Kefauver Committee hearings in 1950 connected Palumbo with mob numbers games, with his nightclub identified as the headquarters for roughly fifty of the city's numbers banks.

=== Frank Sinatra and the fixed fight ===
Frank Sinatra was a long-time friend of Palumbo, frequently performing at his clubs. Palumbo was best man when Sinatra married Ava Gardner.

In 1947, Sinatra turned to him for help with his image when press reports tied Sinatra to the Mafia. Together, they promoted a youth football league to provide an activity for urban children and generate positive press for them both.

Sinatra had been photographed in Cuba with top American mobsters at a mob wake, was widely accused of womanizing, and reportedly had assaulted a reporter. On 14 November 1947, Jake LaMotta threw a boxing match against Billy Fox at the request of the mob.
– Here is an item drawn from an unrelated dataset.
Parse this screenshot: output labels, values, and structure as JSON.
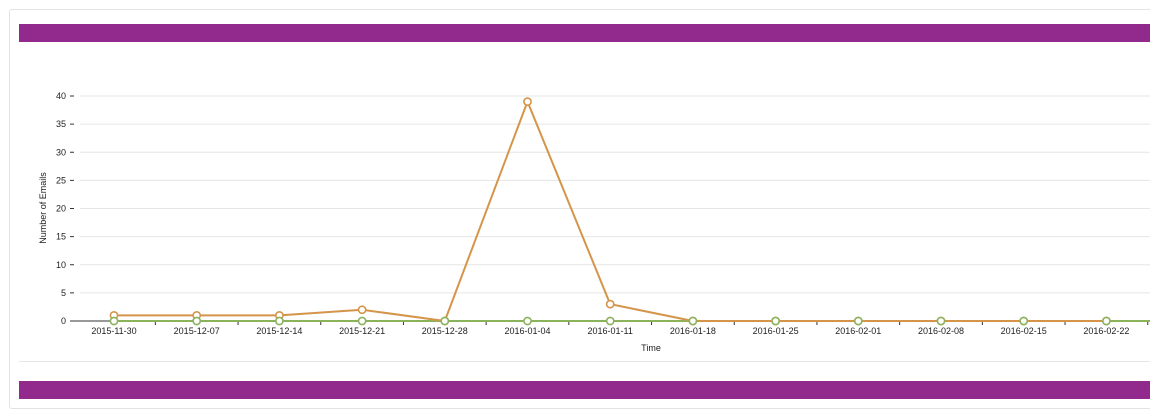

LaMotta's manager, Al Silvani, was Sinatra's former bodyguard and friend. Fox was co-managed by Palumbo and Frank "Blinky" Palermo, a mobster who ran Philadelphia's policy racket.
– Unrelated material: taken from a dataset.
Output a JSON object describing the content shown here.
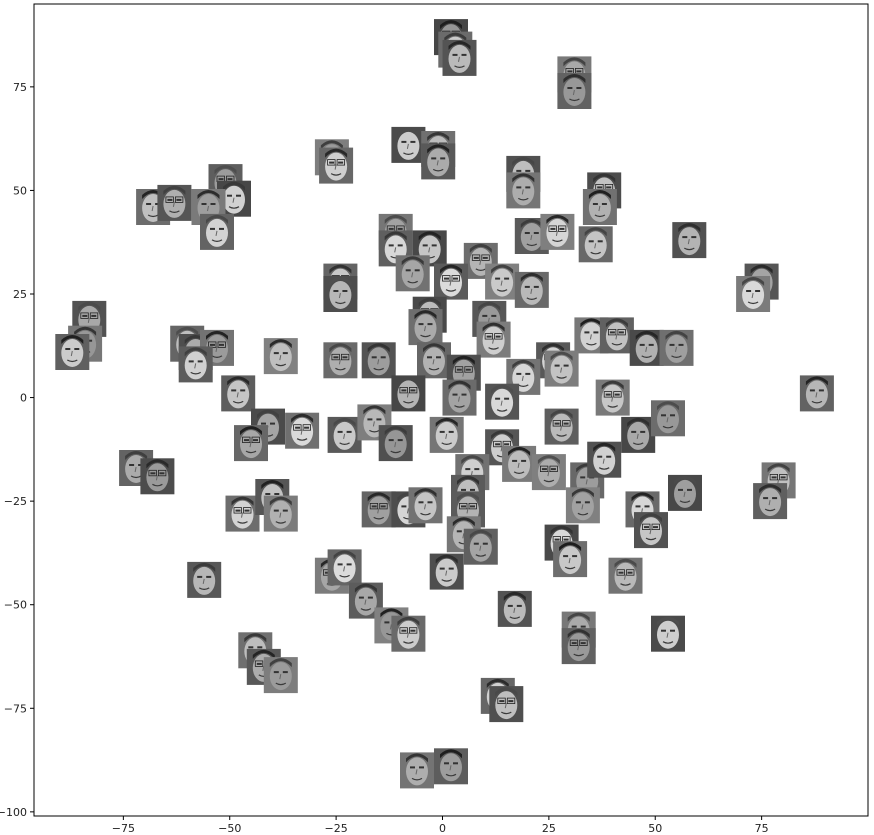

As Sinatra and Palumbo were both threatened by the resulting investigation, they worked together to generate positive press coverage. Palumbo had been a long time supporter of the Pop Warner Junior Football Conference. Through Palumbo's dealings a "Santa Claus Bowl" was arranged. Philadelphia's "Venango Midgets" were renamed "Frank Palumbo's Clickets". They took on the newly formed, and thus "undefeated", "Frank Sinatra's Cyclones" in a game heavily promoted by the Philadelphia Daily News.
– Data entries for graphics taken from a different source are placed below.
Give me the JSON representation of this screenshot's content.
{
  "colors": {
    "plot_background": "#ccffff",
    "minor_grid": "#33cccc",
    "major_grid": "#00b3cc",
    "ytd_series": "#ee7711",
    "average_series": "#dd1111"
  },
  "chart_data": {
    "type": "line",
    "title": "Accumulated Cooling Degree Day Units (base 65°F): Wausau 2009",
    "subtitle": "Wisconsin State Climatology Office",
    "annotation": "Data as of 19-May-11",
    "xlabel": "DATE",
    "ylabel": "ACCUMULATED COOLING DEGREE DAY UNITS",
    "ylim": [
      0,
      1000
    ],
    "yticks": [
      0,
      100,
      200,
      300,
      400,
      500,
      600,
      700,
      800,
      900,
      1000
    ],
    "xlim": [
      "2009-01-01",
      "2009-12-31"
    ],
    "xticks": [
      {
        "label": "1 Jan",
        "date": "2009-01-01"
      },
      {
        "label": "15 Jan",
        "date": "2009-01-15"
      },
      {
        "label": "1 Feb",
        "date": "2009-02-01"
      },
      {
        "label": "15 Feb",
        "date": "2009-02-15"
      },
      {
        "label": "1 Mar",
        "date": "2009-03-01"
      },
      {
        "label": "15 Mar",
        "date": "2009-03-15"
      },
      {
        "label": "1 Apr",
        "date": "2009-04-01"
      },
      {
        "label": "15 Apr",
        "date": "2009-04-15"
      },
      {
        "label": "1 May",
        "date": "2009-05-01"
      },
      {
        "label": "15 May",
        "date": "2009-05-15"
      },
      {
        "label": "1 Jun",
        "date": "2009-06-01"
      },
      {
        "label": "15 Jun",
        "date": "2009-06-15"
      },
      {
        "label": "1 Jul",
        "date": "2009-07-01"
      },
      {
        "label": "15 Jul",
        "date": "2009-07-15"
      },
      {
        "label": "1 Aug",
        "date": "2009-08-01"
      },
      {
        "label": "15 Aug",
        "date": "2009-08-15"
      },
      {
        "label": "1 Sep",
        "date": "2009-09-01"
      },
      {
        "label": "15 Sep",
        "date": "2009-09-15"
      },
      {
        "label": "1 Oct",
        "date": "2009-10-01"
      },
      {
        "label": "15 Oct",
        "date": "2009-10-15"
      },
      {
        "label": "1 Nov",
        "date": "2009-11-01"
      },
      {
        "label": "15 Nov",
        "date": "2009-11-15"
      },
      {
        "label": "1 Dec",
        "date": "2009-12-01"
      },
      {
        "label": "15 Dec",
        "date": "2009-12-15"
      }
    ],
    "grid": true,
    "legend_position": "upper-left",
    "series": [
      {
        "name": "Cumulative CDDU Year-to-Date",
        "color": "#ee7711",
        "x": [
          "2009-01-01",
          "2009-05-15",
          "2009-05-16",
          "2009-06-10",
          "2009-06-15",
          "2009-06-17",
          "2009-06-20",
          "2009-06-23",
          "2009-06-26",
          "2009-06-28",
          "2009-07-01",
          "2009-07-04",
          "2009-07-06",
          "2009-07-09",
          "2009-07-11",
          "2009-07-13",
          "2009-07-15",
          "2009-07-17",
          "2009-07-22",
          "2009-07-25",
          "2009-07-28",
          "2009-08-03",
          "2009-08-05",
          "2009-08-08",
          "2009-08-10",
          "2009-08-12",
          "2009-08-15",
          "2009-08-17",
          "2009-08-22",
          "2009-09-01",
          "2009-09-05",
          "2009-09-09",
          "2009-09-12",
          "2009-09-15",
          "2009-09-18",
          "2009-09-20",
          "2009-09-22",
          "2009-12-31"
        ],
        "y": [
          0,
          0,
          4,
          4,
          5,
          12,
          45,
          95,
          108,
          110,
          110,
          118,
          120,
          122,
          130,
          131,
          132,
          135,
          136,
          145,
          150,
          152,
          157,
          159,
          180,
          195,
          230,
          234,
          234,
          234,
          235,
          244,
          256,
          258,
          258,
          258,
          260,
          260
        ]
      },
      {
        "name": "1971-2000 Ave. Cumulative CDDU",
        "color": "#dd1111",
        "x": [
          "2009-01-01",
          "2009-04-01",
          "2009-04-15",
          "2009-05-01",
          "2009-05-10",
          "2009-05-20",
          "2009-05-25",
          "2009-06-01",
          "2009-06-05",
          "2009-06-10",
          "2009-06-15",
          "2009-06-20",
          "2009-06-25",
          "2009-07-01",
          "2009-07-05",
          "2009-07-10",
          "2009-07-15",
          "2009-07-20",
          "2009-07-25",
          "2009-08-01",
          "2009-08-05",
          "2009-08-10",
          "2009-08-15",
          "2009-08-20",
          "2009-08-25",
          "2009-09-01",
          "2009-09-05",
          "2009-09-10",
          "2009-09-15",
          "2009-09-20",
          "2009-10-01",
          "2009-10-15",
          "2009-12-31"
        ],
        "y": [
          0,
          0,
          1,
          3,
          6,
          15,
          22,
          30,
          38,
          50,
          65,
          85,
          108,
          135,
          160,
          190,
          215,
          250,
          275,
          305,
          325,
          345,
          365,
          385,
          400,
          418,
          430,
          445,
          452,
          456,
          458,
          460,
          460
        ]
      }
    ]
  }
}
The News cited a fictional nationwide bidding war for coverage with other newspapers, a planned (though likely impossible) appearance by Sinatra, alleged bids to host a planned 1948 bowl and the supposed support of Milton Berle, Al Jolson, Bob Hope, Mickey Rooney and Jimmy Durante. After the game, Palumbo drew the names of two players for trips to the Sugar Bowl, generating three more days of coverage as the News ran articles penned by one of the winners.

=== Angelo Bruno ===
A 1950–1 U.S. Senate investigation into organized crime found that Palumbo's CR Club was the meeting place for some 50 of the Philadelphia mob's numbers game backers. Palermo escaped with a small fine for "impertinent ... sarcastic answers". Palumbo briefly evaded this subpoena before his lawyer Jake Kossmann got him cleared without charges. After the investigation, the Senate's file connecting Palumbo with Palermo disappeared.

In addition to being Palumbo's lawyer, Kossman also worked for mob associate Frank "Blinky" Palermo, crime boss Frank Costello, mob-involved union leader Jimmy Hoffa and Philadelphia mob boss Angelo Bruno. Bruno assassination on 12 March 1980 outside his home in South Philadelphia, took place immediately after dining with Kossmann. Kossmann was also a trustee for the Pop Warner Football League.

A 1962 federal wiretap determined that Bruno's mob used the "secure" phone in Palumbo's for most of their dealings. A 1970s treasury agent who worked undercover in the mob called Palumbo its "political fixer".

== Famous starts helped ==

=== American Bandstand ===
A young Tony Mammarella landed his first job in broadcasting (at WFIL-AM) through Palumbo's connections. It was there that Mammarella met the young Dick Clark, with whom he would soon produce American Bandstand.

=== Joey Bishop ===
Palumbo gave a first break to Joey Bishop, later to team up with Sinatra as part of the Rat Pack.

=== Tom Foglietta ===
Philadelphia City Councilman and later U.S. ambassador to Italy Tom Foglietta was godfather to Palumbo's daughter said, His friends go down to the restaurant, and if they want to talk, or they need a favor, Frank's there. They might ask his advice on how to go about getting elected. Frank can help them by letting the committeemen and ward leaders know that he thinks a certain candidate is a good one.

== Later years ==
Well beyond the Click Club's heyday, the restaurant remained popular. Sinatra visited the "black tie saloon" frequently and mayor Frank Rizzo spent most evenings there during his rise to power, years in office and beyond.

He died on February 12, 1983, in Merion Station, Pennsylvania.

== Honors ==
Two different parks named "Palumbo Park", at 10th and Fitzwater and at 7th and Catherine Streets in the Bella Vista section of South Philadelphia, are named in Palumbo's honor. The Academy at Palumbo, 1122 Catharine Street, is also named for him.